1. Post the histogram. How would you describe the distribution? (Symmetric, skew left, skew right? Is it unimodal or bimodal?)
2. After your histogram, you can use the "Edit tool" and play around with the number of classes, and even create your own class range. After playing around with this, which number of classes do you think is the best to show our data set? Why did you choose this value?
3. 21, 20, 24, 20, 24, 29, 30, 36, 38, 38, 30, 39, 38, 30, 33, 48, 45, 43, 49, 47, 43, 50, 44, 43, 42, 48, 55, 56, 61, 62, 71, 81

A histogram is a graphical summary that can be to help us visualize the shape and distribution of our data set. Histograms deal with numeric data sets, in which values are binned, and plotted like a bar graph with consecutive bars touching.

We can control the number of bins, which is important for us in visualization. Most histograms fare best when there are somewhere between 5 and 20 bins of data, and really depend on how many data points we have in the set, and how spread out they are.

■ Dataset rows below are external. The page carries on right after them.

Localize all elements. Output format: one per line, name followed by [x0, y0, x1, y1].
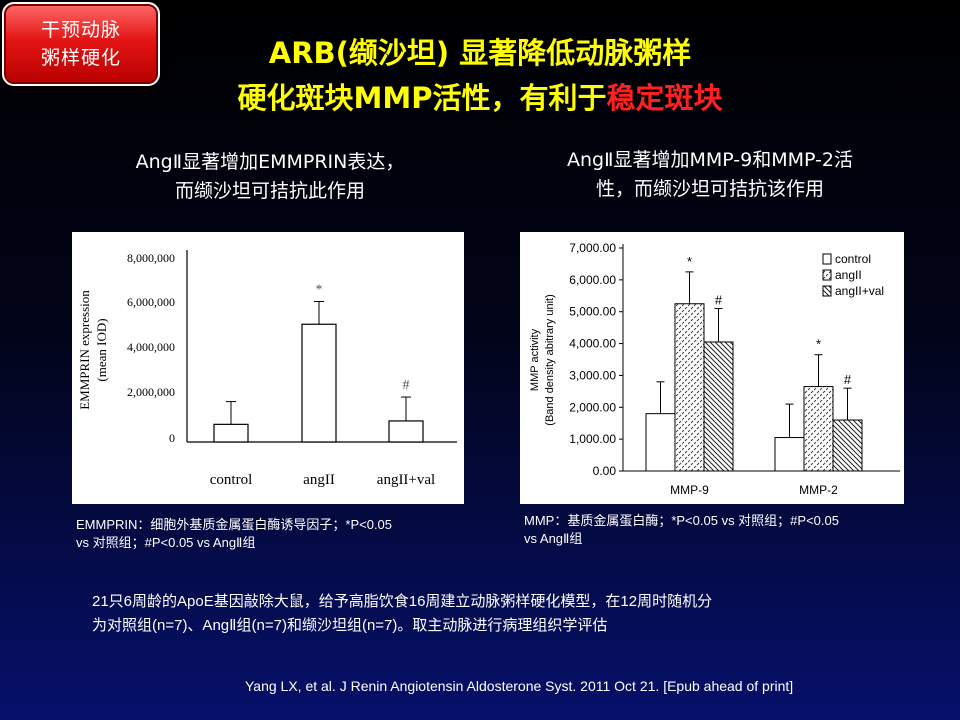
y-tick-label: 5,000.00: [569, 305, 616, 319]
significance-marker: *: [687, 254, 692, 269]
y-tick-label: 6,000,000: [127, 295, 175, 309]
bar-MMP-9-angII+val: [703, 341, 734, 472]
significance-marker: *: [316, 283, 323, 298]
legend-swatch-angII+val: [822, 285, 832, 297]
significance-marker: #: [403, 378, 410, 393]
x-tick-label: MMP-2: [799, 483, 838, 497]
study-description-line-2: 为对照组(n=7)、AngⅡ组(n=7)和缬沙坦组(n=7)。取主动脉进行病理组…: [92, 617, 608, 634]
left-caption-line-2: vs 对照组；#P<0.05 vs AngⅡ组: [76, 535, 256, 550]
legend-label: angII+val: [835, 284, 884, 298]
bar-MMP-9-angII: [674, 303, 705, 472]
significance-marker: #: [844, 372, 852, 387]
left-subtitle-line-2: 而缬沙坦可拮抗此作用: [174, 180, 365, 202]
bar-angII: [301, 323, 337, 443]
slide-title-line-2: 硬化斑块MMP活性，有利于稳定斑块: [150, 75, 810, 117]
y-tick-label: 8,000,000: [127, 251, 175, 265]
bar-MMP-2-angII+val: [832, 419, 863, 472]
y-axis-label: MMP activity: [529, 328, 541, 391]
badge-line-2: 粥样硬化: [40, 47, 121, 69]
bar-MMP-2-control: [774, 437, 805, 472]
emmprin-chart: 8,000,000 6,000,000 4,000,000 2,000,000 0 EMM…: [72, 232, 464, 504]
bar-angII+val: [388, 420, 424, 443]
badge-line-1: 干预动脉: [40, 19, 121, 41]
right-caption: MMP：基质金属蛋白酶；*P<0.05 vs 对照组；#P<0.05 vs An…: [524, 512, 924, 548]
x-tick-label: angII+val: [377, 472, 435, 488]
y-axis-label-units: (Band density abitrary unit): [544, 294, 556, 425]
right-subtitle-line-1: AngⅡ显著增加MMP-9和MMP-2活: [567, 149, 853, 171]
x-tick-label: angII: [303, 472, 335, 488]
study-description-line-1: 21只6周龄的ApoE基因敲除大鼠，给予高脂饮食16周建立动脉粥样硬化模型，在1…: [92, 593, 713, 610]
legend-swatch-angII: [822, 269, 832, 281]
left-caption-line-1: EMMPRIN：细胞外基质金属蛋白酶诱导因子；*P<0.05: [76, 517, 393, 532]
y-tick-label: 1,000.00: [569, 432, 616, 446]
title-main-text: 硬化斑块MMP活性，有利于: [237, 81, 607, 115]
x-tick-label: control: [210, 472, 253, 488]
left-subtitle: AngⅡ显著增加EMMPRIN表达， 而缬沙坦可拮抗此作用: [70, 148, 470, 206]
legend-label: angII: [835, 268, 862, 282]
slide-title-line-1: ARB(缬沙坦) 显著降低动脉粥样: [268, 36, 692, 70]
y-tick-label: 7,000.00: [569, 241, 616, 255]
section-badge: 干预动脉 粥样硬化: [2, 2, 160, 86]
significance-marker: #: [715, 293, 723, 308]
x-tick-label: MMP-9: [670, 483, 709, 497]
y-tick-label: 6,000.00: [569, 273, 616, 287]
y-tick-label: 3,000.00: [569, 368, 616, 382]
y-tick-label: 0.00: [593, 464, 617, 478]
right-caption-line-2: vs AngⅡ组: [524, 531, 583, 546]
significance-marker: *: [816, 337, 821, 352]
left-subtitle-line-1: AngⅡ显著增加EMMPRIN表达，: [135, 151, 405, 173]
right-subtitle: AngⅡ显著增加MMP-9和MMP-2活 性，而缬沙坦可拮抗该作用: [500, 146, 920, 204]
y-tick-label: 4,000,000: [127, 340, 175, 354]
study-description: 21只6周龄的ApoE基因敲除大鼠，给予高脂饮食16周建立动脉粥样硬化模型，在1…: [92, 590, 892, 638]
y-tick-label: 2,000.00: [569, 400, 616, 414]
y-tick-label: 2,000,000: [127, 385, 175, 399]
y-tick-label: 0: [169, 431, 175, 445]
right-caption-line-1: MMP：基质金属蛋白酶；*P<0.05 vs 对照组；#P<0.05: [524, 513, 839, 528]
y-axis-label: EMMPRIN expression (mean IOD): [77, 290, 109, 410]
right-subtitle-line-2: 性，而缬沙坦可拮抗该作用: [595, 178, 824, 200]
bar-MMP-2-angII: [803, 386, 834, 472]
y-tick-label: 4,000.00: [569, 337, 616, 351]
legend-label: control: [835, 252, 871, 266]
bar-MMP-9-control: [645, 413, 676, 472]
mmp-chart-svg: 7,000.00 6,000.00 5,000.00 4,000.00 3,000.00…: [529, 241, 900, 497]
reference-citation: Yang LX, et al. J Renin Angiotensin Aldo…: [245, 678, 794, 694]
left-caption: EMMPRIN：细胞外基质金属蛋白酶诱导因子；*P<0.05 vs 对照组；#P…: [76, 516, 476, 552]
legend-swatch-control: [822, 253, 832, 265]
emmprin-chart-svg: 8,000,000 6,000,000 4,000,000 2,000,000 0 EMM…: [77, 250, 457, 488]
title-highlight-text: 稳定斑块: [606, 81, 723, 115]
bar-control: [213, 423, 249, 443]
mmp-chart: 7,000.00 6,000.00 5,000.00 4,000.00 3,000.00…: [520, 232, 904, 504]
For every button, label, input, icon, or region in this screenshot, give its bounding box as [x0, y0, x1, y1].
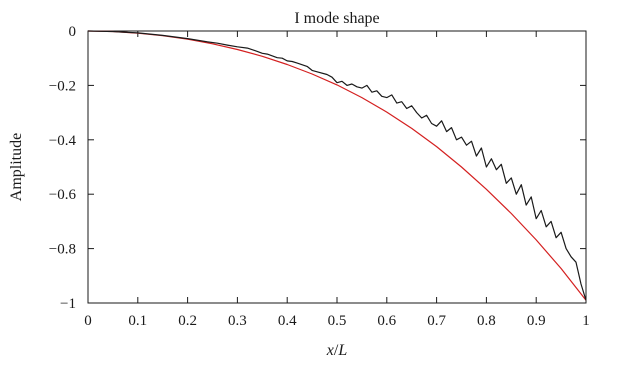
x-axis-title: x/L [326, 342, 348, 359]
x-tick-label: 0.1 [128, 313, 147, 329]
x-tick-label: 0.9 [527, 313, 546, 329]
y-axis: 0 −0.2 −0.4 −0.6 −0.8 −1 [49, 24, 586, 312]
y-tick-label: −1 [60, 296, 76, 312]
y-tick-label: 0 [69, 24, 77, 40]
series-layer [88, 31, 586, 300]
x-tick-label: 0 [84, 313, 92, 329]
x-axis: 0 0.1 0.2 0.3 0.4 0.5 0.6 0.7 0.8 0.9 1 [84, 31, 590, 329]
x-tick-label: 0.8 [477, 313, 496, 329]
x-tick-label: 0.5 [328, 313, 347, 329]
x-tick-label: 0.6 [377, 313, 396, 329]
y-tick-label: −0.6 [49, 187, 77, 203]
y-axis-title: Amplitude [8, 133, 25, 201]
x-axis-title-den: L [337, 342, 347, 359]
plot-frame [88, 31, 586, 303]
chart-title: I mode shape [294, 10, 379, 27]
y-tick-label: −0.2 [49, 78, 76, 94]
series-line-measured [88, 31, 586, 300]
x-tick-label: 0.3 [228, 313, 247, 329]
x-axis-title-var: x [326, 342, 334, 359]
x-tick-label: 0.7 [427, 313, 446, 329]
y-tick-label: −0.8 [49, 242, 76, 258]
y-tick-label: −0.4 [49, 133, 77, 149]
x-tick-label: 1 [582, 313, 590, 329]
series-line-smooth [88, 31, 586, 300]
x-tick-label: 0.4 [278, 313, 297, 329]
x-tick-label: 0.2 [178, 313, 197, 329]
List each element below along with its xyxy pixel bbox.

Sometimes, the bin breakout comes naturally (Maybe binning exam scores by letter grade), but other times, there is no clear-cut methodology for it. When we run into these situations, we can play around with the number of bins to try and get the best visualization of our data that we can

Once we create our histogram, we can describe the shape as follows:

Symmetric vs Skew

If a distribution is symmetric or approximately symmetric, the mean and median of the data set will be approximately equal to one another. If we were to draw a line at the median point, it will look roughly the same on both sides of the line.

If a distribution is skew, there will appear to be a "tail" associated with the data set. A data set that is skew left (or negatively skewed) will have the data points tail off on the left side of the histogram. The mean will be smaller than the median in a skew left distribution. A data set that is skew right (or positively skewed) will have the data points tail off on the right side of the histogram. The mean will be larger than the median in a skew right distribution.

Unimodal vs Bimodal

A distribution is considered unimodal if it has one distinct "peak" about it. This is a general peak and does not refer to every individual rise and fall of bars.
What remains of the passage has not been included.